«Il messaggio del ministro Catania è stato chiaro: “diciamo basta ai furbetti del cibo”. Sono necessarie una serie di nuove norme su etichettature e trasparenza nella tracciabilità dei prodotti. Ad oggi buona parte della filiera agroalimentare è tracciabile, ma bisogna fare di più. Nel serbatoio dei taroccatori c' è di tutto: dal falso diretto e evidente, a forme più subdole di inganno, come quelle di alcuni industriali che acquistano il prodotto all' estero e poi lo vendono come Made in Italy». Lo sostiene l’assessore Vilma Mazzocco, commentando la dichiarazione del Ministro dell'Agricoltura intervenuto lo scorso 19 gennaio alla presentazione della relazione sulla contraffazione nel settore agroalimentare, realizzata dalla Commissione parlamentare di inchiesta sui fenomeni della contraffazione e della pirateria in campo commerciale.
''I dati presentati dalla Commissione – continua l’assessore all’Agricoltura – hanno messo in evidenza questioni cruciali sulle quali riflettere per rendere ancora più incisiva la lotta alla contraffazione agroalimentare e al cosiddetto Italian sounding. Diventa necessario, a questo punto, sollecitare l'istituzione di un gruppo di lavoro per la definizione di disegno di legge in difesa del Made in Italy. Sicuramente l'Italia vanta una legislazione avanzata e si avvale dell' operato di organismi quali il Nucleo antifrodi dei Carabinieri, il Corpo forestale dello Stato e l'Ispettorato centrale della tutela della qualità e repressione frodi dei prodotti agroalimentari (Icqrf), ma dovendo fare i conti con una realtà estremamente complessa e variegata, dobbiamo mettere in campo delle risposte articolate per far fronte a illeciti profondamente diversi tra loro.
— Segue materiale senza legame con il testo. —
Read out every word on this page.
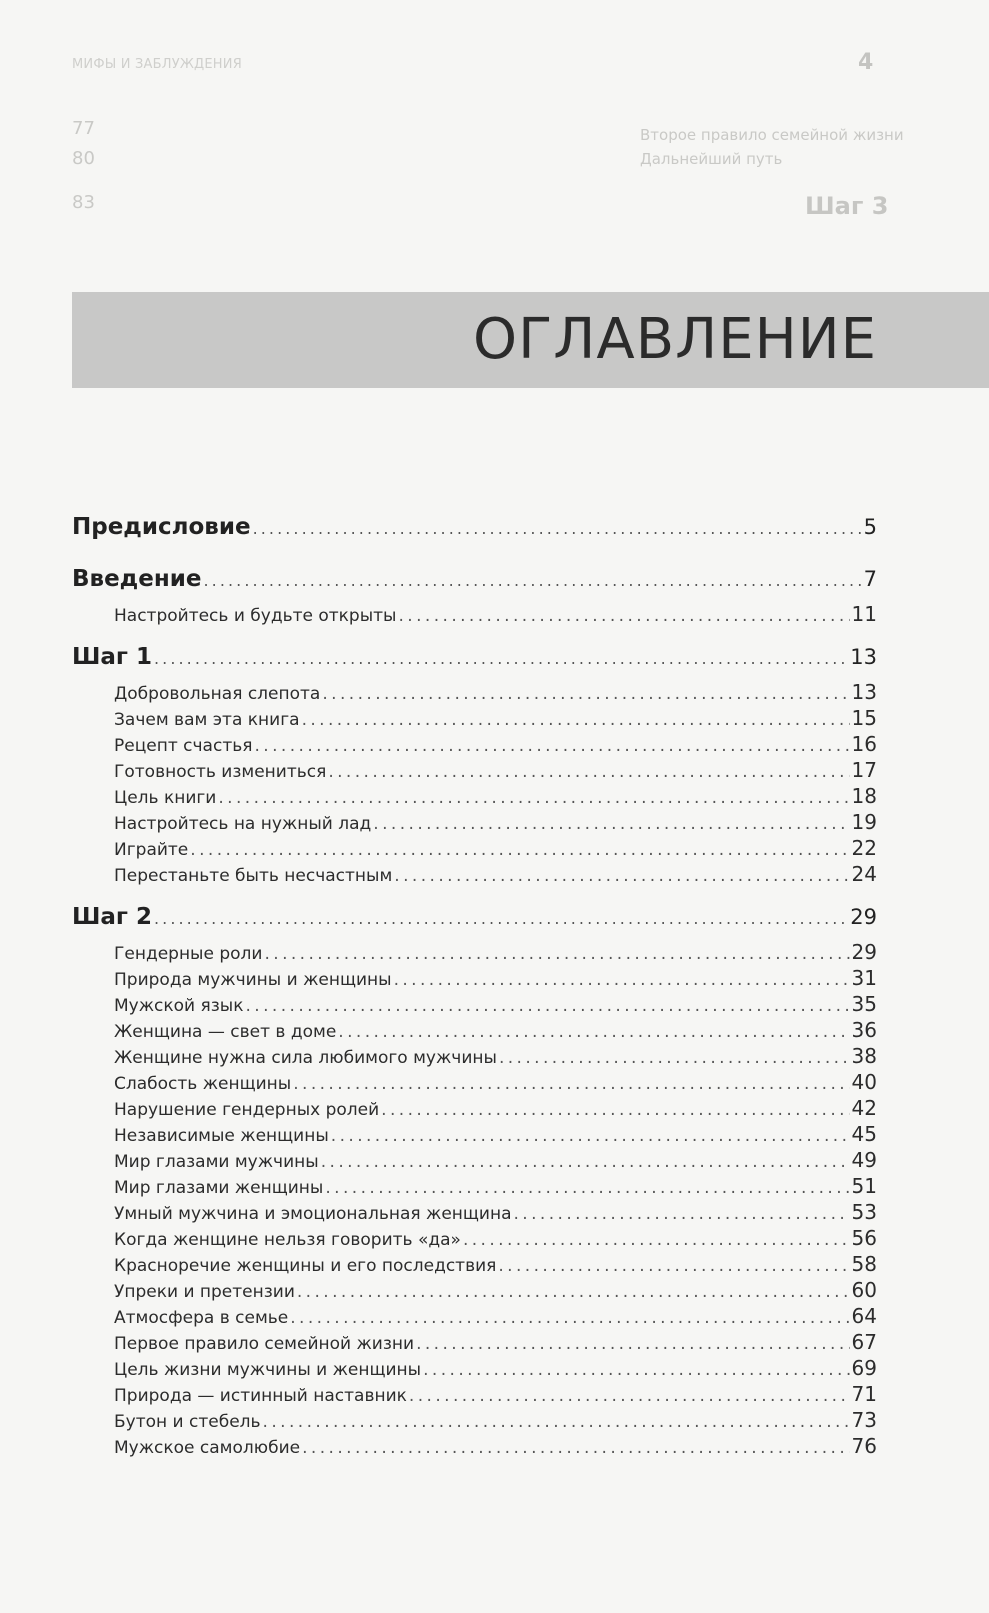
МИФЫ И ЗАБЛУЖДЕНИЯ	4
Второе правило семейной жизни
Дальнейший путь
Шаг 3
77
80
83
ОГЛАВЛЕНИЕ
Предисловие . . .	5
Введение . . .	7
Настройтесь и будьте открыты . . .	11
Шаг 1 . . .	13
Добровольная слепота . . .	13
Зачем вам эта книга . . .	15
Рецепт счастья . . .	16
Готовность измениться . . .	17
Цель книги . . .	18
Настройтесь на нужный лад . . .	19
Играйте . . .	22
Перестаньте быть несчастным . . .	24
Шаг 2 . . .	29
Гендерные роли . . .	29
Природа мужчины и женщины . . .	31
Мужской язык . . .	35
Женщина — свет в доме . . .	36
Женщине нужна сила любимого мужчины . . .	38
Слабость женщины . . .	40
Нарушение гендерных ролей . . .	42
Независимые женщины . . .	45
Мир глазами мужчины . . .	49
Мир глазами женщины . . .	51
Умный мужчина и эмоциональная женщина . . .	53
Когда женщине нельзя говорить «да» . . .	56
Красноречие женщины и его последствия . . .	58
Упреки и претензии . . .	60
Атмосфера в семье . . .	64
Первое правило семейной жизни . . .	67
Цель жизни мужчины и женщины . . .	69
Природа — истинный наставник . . .	71
Бутон и стебель . . .	73
Мужское самолюбие . . .	76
Credo che sia necessario pensare ad alcune delle proposte emerse proprio durante la presentazione dei dati come, ad esempio, l'interdizione dall'attività per i soggetti che hanno trasgredito in materia di contraffazione.
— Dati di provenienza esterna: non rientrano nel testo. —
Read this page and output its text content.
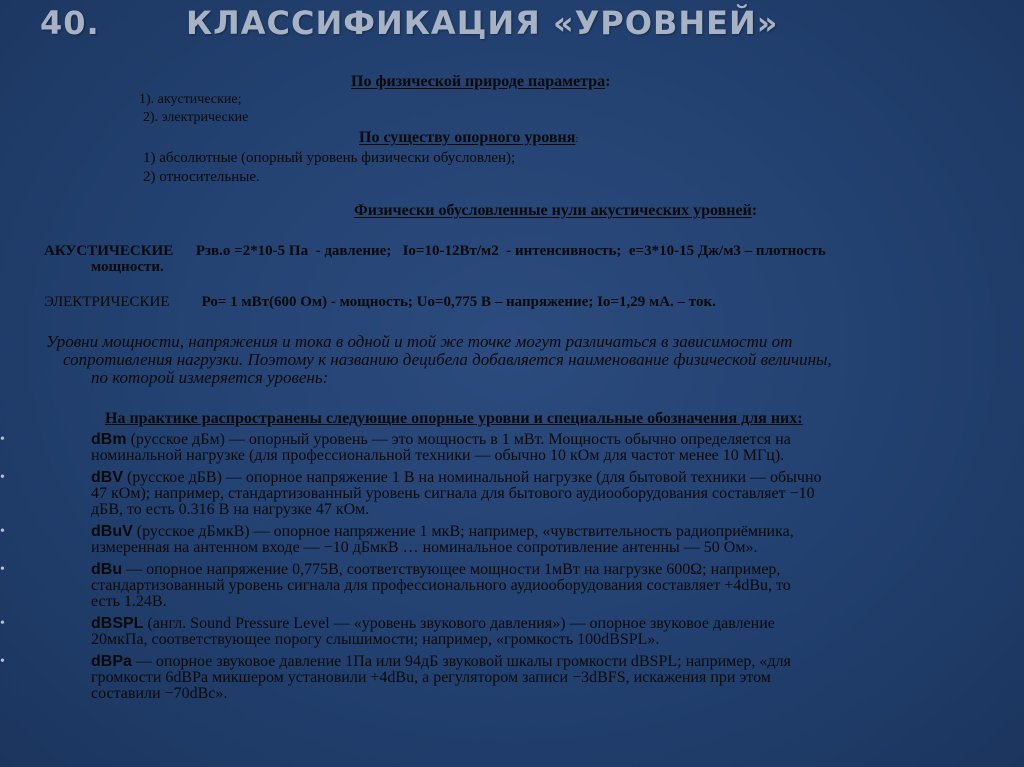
40.	КЛАССИФИКАЦИЯ «УРОВНЕЙ»
По физической природе параметра:
1). акустические;
2). электрические
По существу опорного уровня:
1) абсолютные (опорный уровень физически обусловлен);
2) относительные.
Физически обусловленные нули акустических уровней:
АКУСТИЧЕСКИЕ      Рзв.о =2*10-5 Па  - давление;   Iо=10-12Вт/м2  - интенсивность;  е=3*10-15 Дж/м3 – плотность
мощности.
ЭЛЕКТРИЧЕСКИЕ Ро= 1 мВт(600 Ом) - мощность; Uо=0,775 В – напряжение; Iо=1,29 мА. – ток.
Уровни мощности, напряжения и тока в одной и той же точке могут различаться в зависимости от
сопротивления нагрузки. Поэтому к названию децибела добавляется наименование физической величины,
по которой измеряется уровень:
На практике распространены следующие опорные уровни и специальные обозначения для них:
•	dBm (русское дБм) — опорный уровень — это мощность в 1 мВт. Мощность обычно определяется на
номинальной нагрузке (для профессиональной техники — обычно 10 кОм для частот менее 10 МГц).
•	dBV (русское дБВ) — опорное напряжение 1 В на номинальной нагрузке (для бытовой техники — обычно
47 кОм); например, стандартизованный уровень сигнала для бытового аудиооборудования составляет −10
дБВ, то есть 0.316 В на нагрузке 47 кОм.
•	dBuV (русское дБмкВ) — опорное напряжение 1 мкВ; например, «чувствительность радиоприёмника,
измеренная на антенном входе — −10 дБмкВ … номинальное сопротивление антенны — 50 Ом».
•	dBu — опорное напряжение 0,775В, соответствующее мощности 1мВт на нагрузке 600Ω; например,
стандартизованный уровень сигнала для профессионального аудиооборудования составляет +4dBu, то
есть 1.24В.
•	dBSPL (англ. Sound Pressure Level — «уровень звукового давления») — опорное звуковое давление
20мкПа, соответствующее порогу слышимости; например, «громкость 100dBSPL».
•	dBPa — опорное звуковое давление 1Па или 94дБ звуковой шкалы громкости dBSPL; например, «для
громкости 6dBPa микшером установили +4dBu, а регулятором записи −3dBFS, искажения при этом
составили −70dBc».
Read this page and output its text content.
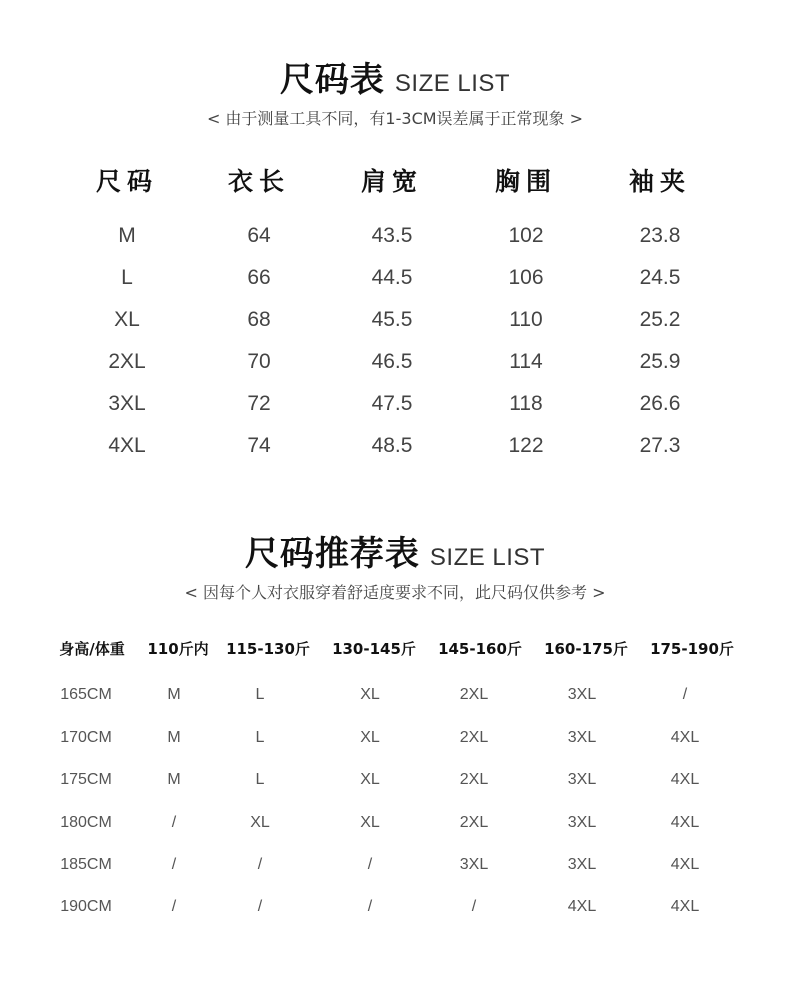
尺码表 SIZE LIST
< 由于测量工具不同，有1-3CM误差属于正常现象 >
尺码	衣长	肩宽	胸围	袖夹
M	64	43.5	102	23.8
L	66	44.5	106	24.5
XL	68	45.5	110	25.2
2XL	70	46.5	114	25.9
3XL	72	47.5	118	26.6
4XL	74	48.5	122	27.3
尺码推荐表 SIZE LIST
< 因每个人对衣服穿着舒适度要求不同，此尺码仅供参考 >
身高/体重	110斤内	115-130斤	130-145斤	145-160斤	160-175斤	175-190斤
165CM	M	L	XL	2XL	3XL	/
170CM	M	L	XL	2XL	3XL	4XL
175CM	M	L	XL	2XL	3XL	4XL
180CM	/	XL	XL	2XL	3XL	4XL
185CM	/	/	/	3XL	3XL	4XL
190CM	/	/	/	/	4XL	4XL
Una simile misura costituirebbe un deterrente maggiore rispetto, per esempio, alla semplice sanzione pecuniaria. Non dobbiamo dimenticare che la vera vittima, oltre al consumatore, è proprio l'agricoltore italiano che deve essere messo invece al riparo da questi illeciti.
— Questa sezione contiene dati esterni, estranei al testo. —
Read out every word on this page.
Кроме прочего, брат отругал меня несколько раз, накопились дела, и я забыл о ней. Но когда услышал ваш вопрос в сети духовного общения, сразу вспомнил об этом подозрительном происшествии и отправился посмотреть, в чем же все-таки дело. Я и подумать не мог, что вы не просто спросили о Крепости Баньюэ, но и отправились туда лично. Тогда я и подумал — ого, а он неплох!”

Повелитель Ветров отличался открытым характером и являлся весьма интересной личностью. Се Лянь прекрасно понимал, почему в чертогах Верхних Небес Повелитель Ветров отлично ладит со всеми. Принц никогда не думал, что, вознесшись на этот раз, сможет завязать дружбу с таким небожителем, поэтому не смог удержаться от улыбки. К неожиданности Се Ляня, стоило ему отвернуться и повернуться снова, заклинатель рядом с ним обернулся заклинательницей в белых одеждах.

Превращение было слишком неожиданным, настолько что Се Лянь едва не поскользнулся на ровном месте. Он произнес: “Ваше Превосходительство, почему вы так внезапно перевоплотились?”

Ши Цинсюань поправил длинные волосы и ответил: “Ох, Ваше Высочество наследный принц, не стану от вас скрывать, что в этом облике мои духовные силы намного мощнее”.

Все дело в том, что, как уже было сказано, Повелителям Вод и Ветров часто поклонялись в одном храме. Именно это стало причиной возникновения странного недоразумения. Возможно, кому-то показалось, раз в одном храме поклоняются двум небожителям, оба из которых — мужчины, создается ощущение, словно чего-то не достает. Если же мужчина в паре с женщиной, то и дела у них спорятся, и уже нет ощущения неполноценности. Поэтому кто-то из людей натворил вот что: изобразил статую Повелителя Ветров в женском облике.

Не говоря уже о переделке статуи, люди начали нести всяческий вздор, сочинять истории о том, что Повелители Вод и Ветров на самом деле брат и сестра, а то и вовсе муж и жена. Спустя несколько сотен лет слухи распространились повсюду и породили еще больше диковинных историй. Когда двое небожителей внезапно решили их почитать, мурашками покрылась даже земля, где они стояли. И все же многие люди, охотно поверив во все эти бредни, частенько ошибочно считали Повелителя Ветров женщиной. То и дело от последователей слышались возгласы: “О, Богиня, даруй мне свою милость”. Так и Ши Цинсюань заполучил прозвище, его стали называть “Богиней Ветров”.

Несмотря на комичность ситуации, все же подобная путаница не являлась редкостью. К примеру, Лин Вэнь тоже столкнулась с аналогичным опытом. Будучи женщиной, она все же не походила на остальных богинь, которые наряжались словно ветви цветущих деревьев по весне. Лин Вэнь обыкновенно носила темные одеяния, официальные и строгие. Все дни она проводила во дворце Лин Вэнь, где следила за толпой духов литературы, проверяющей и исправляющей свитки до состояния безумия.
Il fatto che per effetto della falsificazione vengano sottratti all’agroalimentare nazionale, come evidenzia Coldiretti, ben 164 milioni di euro al giorno dimostra che il contrasto all’evasione fiscale, la lotta alla contraffazione e alla pirateria rappresentano per le istituzioni un’area di intervento prioritaria per recuperare risorse economiche utili al Paese e generare occupazione”.